Despite the high accuracy of GenoType MTBDRplus in detecting M. tuberculosis resistance to INH and RMP, as well as, the contribution in identifying the occurrence of certain mutations directly from the PCR-positive specimen, this method cannot completely replace traditional phenotypic methods such as MGIT since it detects specific mutations.
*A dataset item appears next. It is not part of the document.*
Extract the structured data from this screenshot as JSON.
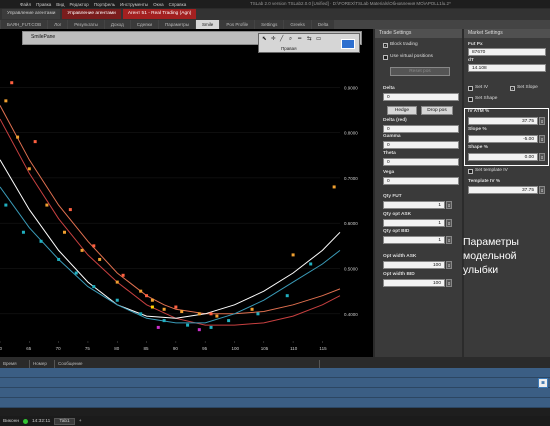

Molecular methods represent a major contribution to the rapid diagnosis (COBAS AMPLICOR MTB PCR and COBAS TaqMan MTB) or susceptibility testing (GenoType MTBDRplus) of tuberculosis, since they can provide a rapid and reliable result to clinicians, while awaiting the result of traditional cultures (LJ and Bactec/9000MB) or susceptibility (MGIT-SIRE) methods. Conventional culture and susceptibility testing remain the gold standards for tuberculosis diagnosis, conferring the advantage of isolation of strains for further epidemiologic and resistance traits analyses. However, the combination of molecular and conventional methods contributes to the early tuberculosis diagnosis and drug resistance detection.

Conflicts of interest

The authors have no conflicts of interest to declare.